На улице барон остановился в нескольких метрах от магазина, поджидая Симона. Коротко попрощавшись, мимо проследовала вперевалку полная дама. Она не желала иметь никакого касательства к скандалу, а прежде всего — оказаться свидетельницей на процессе об оскорблении чести и достоинства, которого теперь не миновать; судья обменяется тонкими улыбками с адвокатами обеих сторон, когда, оглашая дело, зачтут: «… и затем ответчица назвала свидетельницу Н. чучелом гороховым…»

Симон, напротив, нашел в себе мужество признать:

— Искренне сожалею, что вызвал эту лавину. Собственно, мне и нужно было только немного проволоки, которой укрепляют цветы, чтобы починить портфель. Прошу прощения!

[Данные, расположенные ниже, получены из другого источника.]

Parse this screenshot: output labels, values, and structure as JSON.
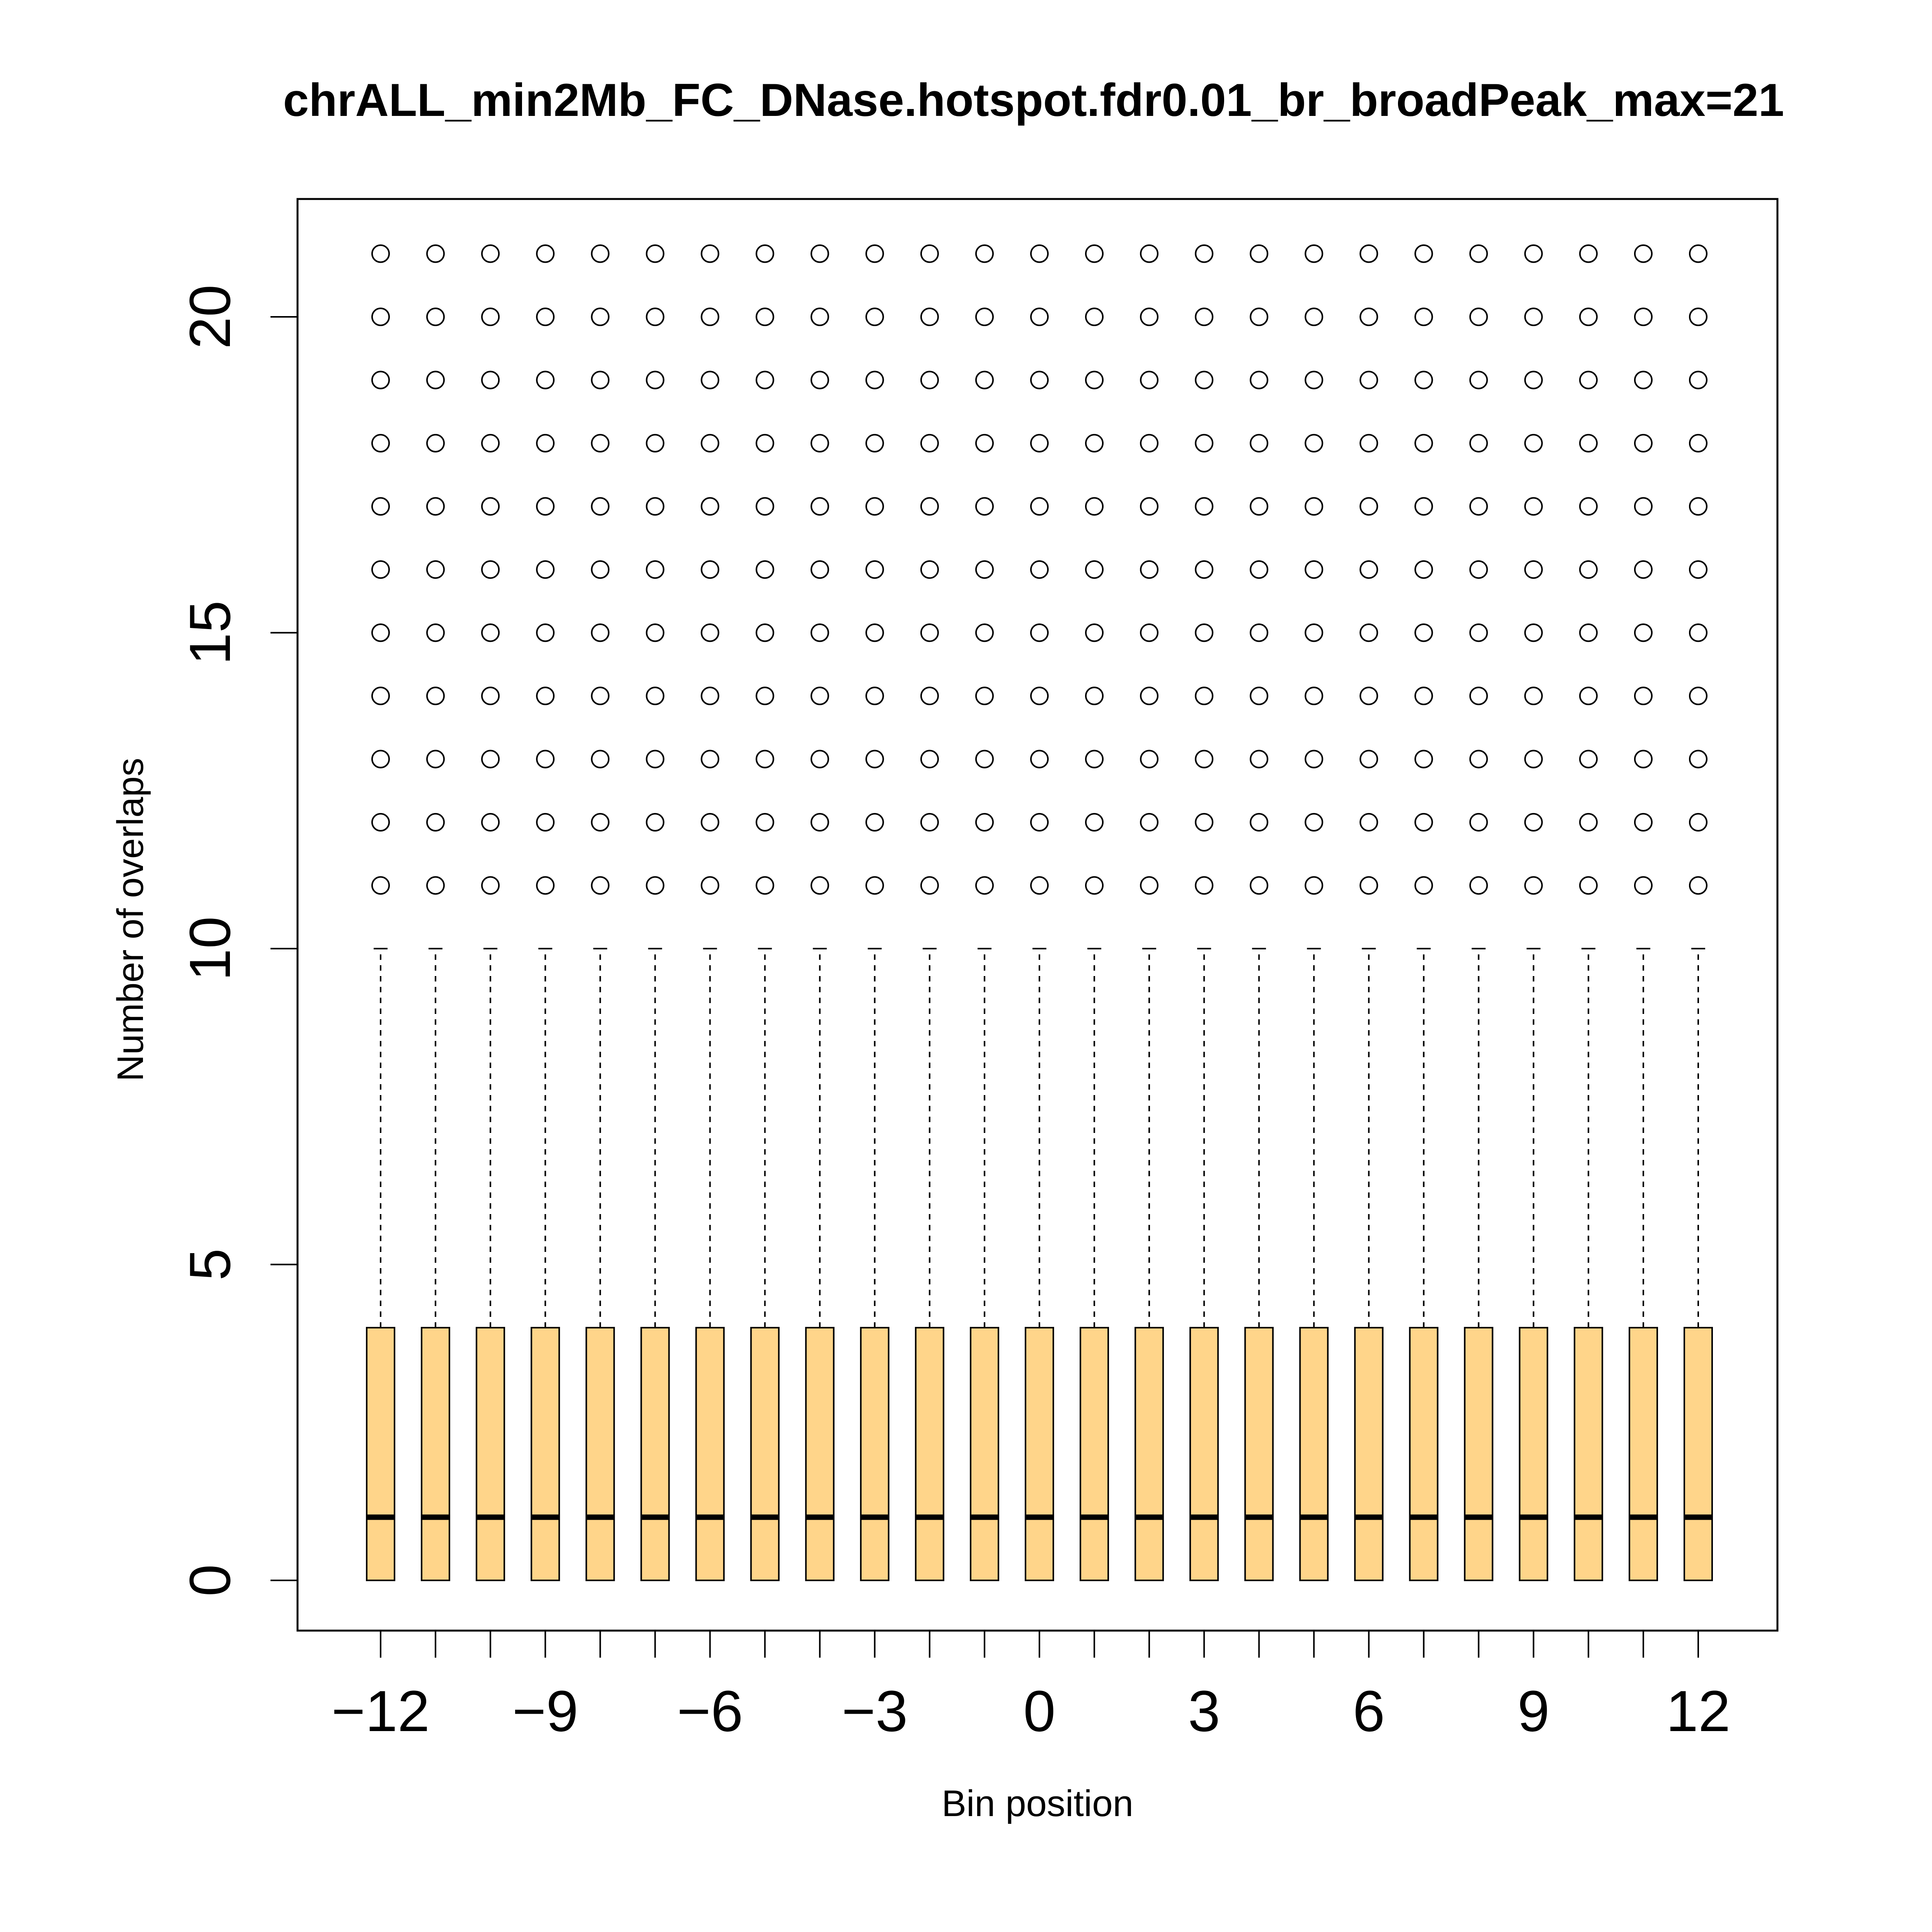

Барон снял пенсне и провел тыльной стороной руки по носу и усам. Затем вновь надел пенсне, внимательно поглядел на Симона и наконец кивнул.

— Охотно извиняю вас. С удовольствием вижу и слышу, что судьба столкнула меня с человеком благородным или, по крайней мере, образованным. Нынче это не столь уж часто встречается и восполняет ущерб, причиненный — ну да! — причиненный досадным происшествием, доставившим мне, тем не менее, удовольствие. Так сосредоточенно стояли вы перед сиренью… Не дерзну утверждать, что не подобает вести себя подобным образом, но все же нельзя быть столь рассеянным, это легко может повлечь за собой обстоятельства куда более плачевные. Однако вы можете оказать мне небольшую услугу, если вам случайно в ту же сторону.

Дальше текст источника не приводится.